HTC is downscaling its Android smartphone plans for 2018 compared to this year but will still be looking to innovate with the U12 flagship that's likely to feature a 4K display, DigiTimes reported on Wednesday, citing sources familiar with the company's efforts. The Taipei, Taiwan-based original equipment manufacturer is primarily looking to limit the number of handsets released over the course of the next 12 months in order to control costs of its increasingly struggling mobile business. The firm is seeking to deliver a new Android device in early 2018, with sources claiming that a mid-range revision of the HTC U11 Plus flagship will be released in January. Based on previous reports, the device in question may be marketed as the HTC U11 EYEs and be equipped with a 5.99-inch Super LCD5 display featuring an FHD+ resolution amounting to a tall aspect ratio of 18:9, i.e. 2:1.
The Taiwanese original equipment manufacturer is also preparing a follow-up on the HTC U11 series that's said to be marketed as the HTC U12. Industry sources believe the device will feature a 4K display panel and be powered by the Snapdragon 845, the most powerful mobile chip ever made by Qualcomm which the tech giant officially announced earlier this month. The inclusion of a 4K screen would possibly allow HTC to stand out from the competition seeing how the QHD(+) resolution is still a standard for Android flagships, save for Sony's Xperia Z5 Premium and Xperia XZ Premium. The HTC U12 is also said to be featuring a dual-camera setup, i.e. mark the company's return to two-lens imaging systems years after its last such experiment.
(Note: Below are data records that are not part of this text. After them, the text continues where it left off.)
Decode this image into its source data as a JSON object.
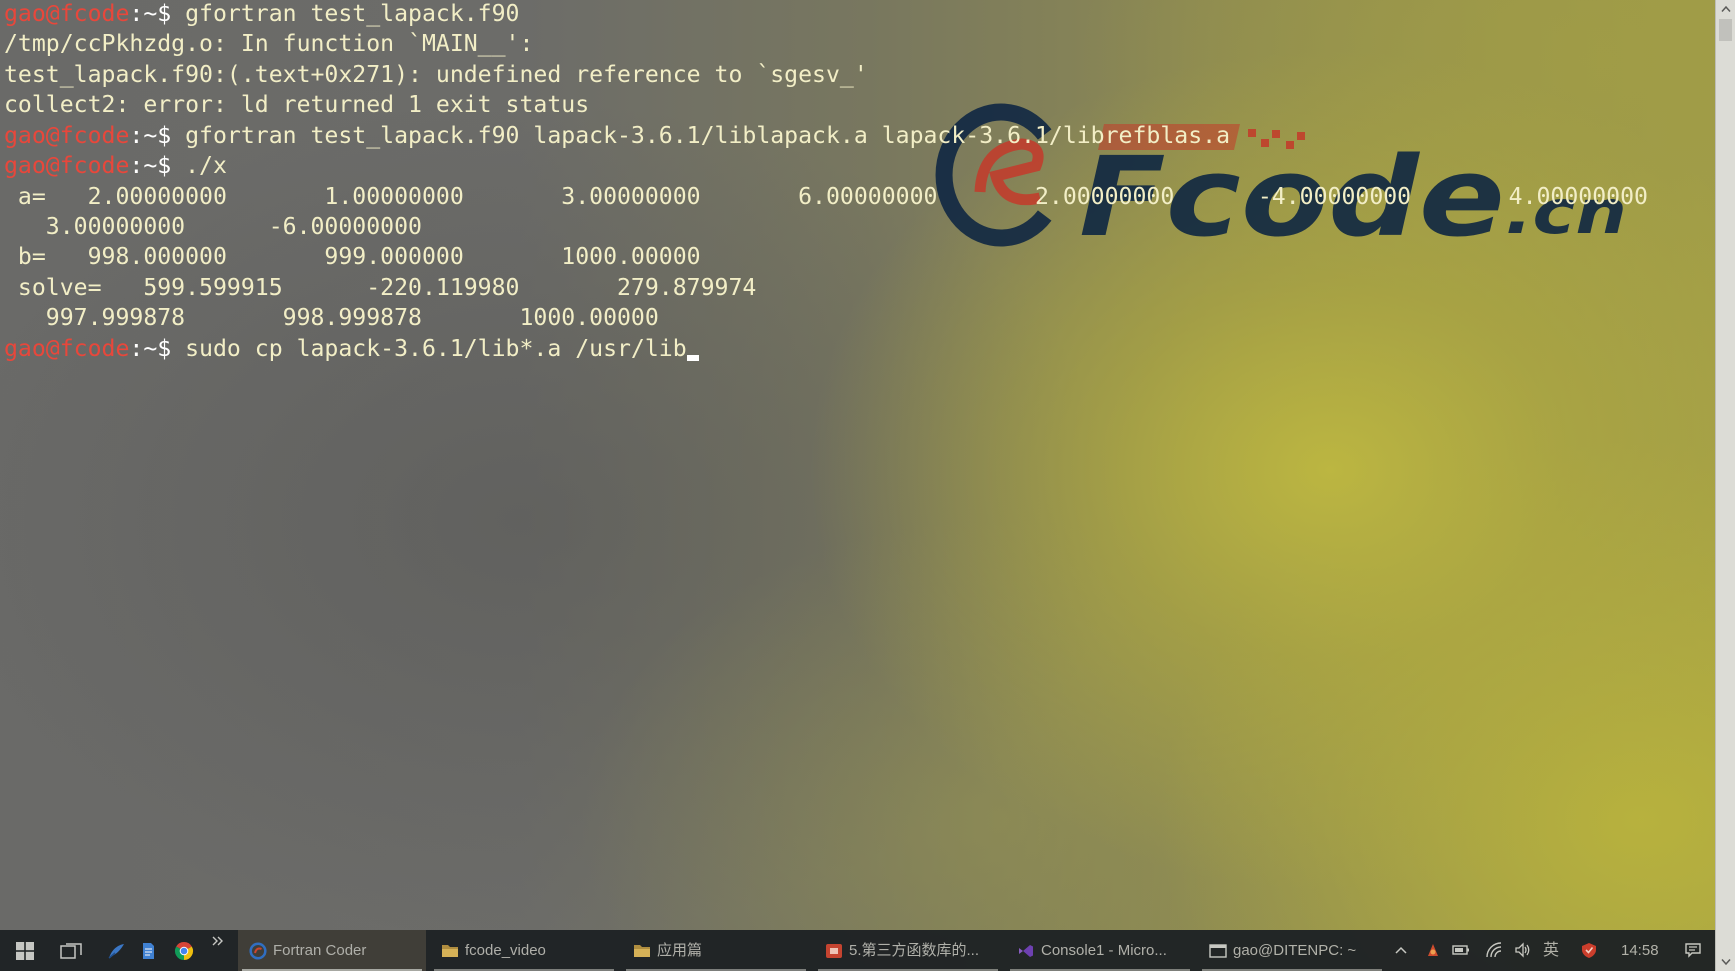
{
  "colors": {
    "terminal_text": "#f2eec6",
    "prompt_user": "#e8473b",
    "prompt_symbol": "#ffffff",
    "cursor": "#ffffff",
    "watermark_navy": "#0f2742",
    "watermark_red": "#c43a2a",
    "taskbar_bg": "#1f2325",
    "taskbar_text": "#b2b2ac"
  },
  "terminal": {
    "lines": [
      {
        "user": "gao@fcode",
        "sep": ":~$",
        "cmd": "gfortran test_lapack.f90"
      },
      "/tmp/ccPkhzdg.o: In function `MAIN__':",
      "test_lapack.f90:(.text+0x271): undefined reference to `sgesv_'",
      "collect2: error: ld returned 1 exit status",
      {
        "user": "gao@fcode",
        "sep": ":~$",
        "cmd": "gfortran test_lapack.f90 lapack-3.6.1/liblapack.a lapack-3.6.1/librefblas.a"
      },
      {
        "user": "gao@fcode",
        "sep": ":~$",
        "cmd": "./x"
      },
      " a=   2.00000000       1.00000000       3.00000000       6.00000000       2.00000000      -4.00000000       4.00000000",
      "   3.00000000      -6.00000000",
      " b=   998.000000       999.000000       1000.00000",
      " solve=   599.599915      -220.119980       279.879974",
      "   997.999878       998.999878       1000.00000",
      {
        "user": "gao@fcode",
        "sep": ":~$",
        "cmd": "sudo cp lapack-3.6.1/lib*.a /usr/lib"
      }
    ]
  },
  "watermark": {
    "brand": "Fcode",
    "suffix": ".cn"
  },
  "scrollbar": {
    "up_icon": "scroll-up-arrow-icon",
    "down_icon": "scroll-down-arrow-icon",
    "scroll_fraction": 0
  },
  "taskbar": {
    "start_icon": "windows-start-icon",
    "task_view_icon": "task-view-icon",
    "pinned_icons": [
      "bird-icon",
      "document-icon",
      "chrome-icon"
    ],
    "overflow_icon": "overflow-chevron-icon",
    "windows": [
      {
        "label": "Fortran Coder",
        "icon": "fcode-logo-icon",
        "active": true
      },
      {
        "label": "fcode_video",
        "icon": "folder-icon",
        "active": false
      },
      {
        "label": "应用篇",
        "icon": "folder-icon",
        "active": false
      },
      {
        "label": "5.第三方函数库的...",
        "icon": "presentation-icon",
        "active": false
      },
      {
        "label": "Console1 - Micro...",
        "icon": "visual-studio-icon",
        "active": false
      },
      {
        "label": "gao@DITENPC: ~",
        "icon": "terminal-icon",
        "active": false
      }
    ],
    "tray": {
      "icons": [
        "chevron-up-icon",
        "red-app-icon",
        "battery-icon",
        "wifi-icon",
        "volume-icon"
      ],
      "ime_label": "英",
      "security_icon": "security-app-icon",
      "clock": "14:58",
      "notification_icon": "notification-icon"
    }
  }
}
Even if HTC wasn't looking to downsize its smartphone business in 2018, it would likely have a hard time of keeping up with its previous release patterns after agreeing to let go of hundreds of its engineers who are now joining Google early next year as part of a billion-dollar deal that also allows Alphabet's subsidiary access to HTC's vast patent portfolio. As HTC didn't make any moves to replace the talent it's now set to lose, the company's decision to downscale its mobile R&D efforts appears to be entirely permanent in nature. Moving forward, HTC will be refocusing its resources on virtual reality solutions under its Vive brand, according to previous reports.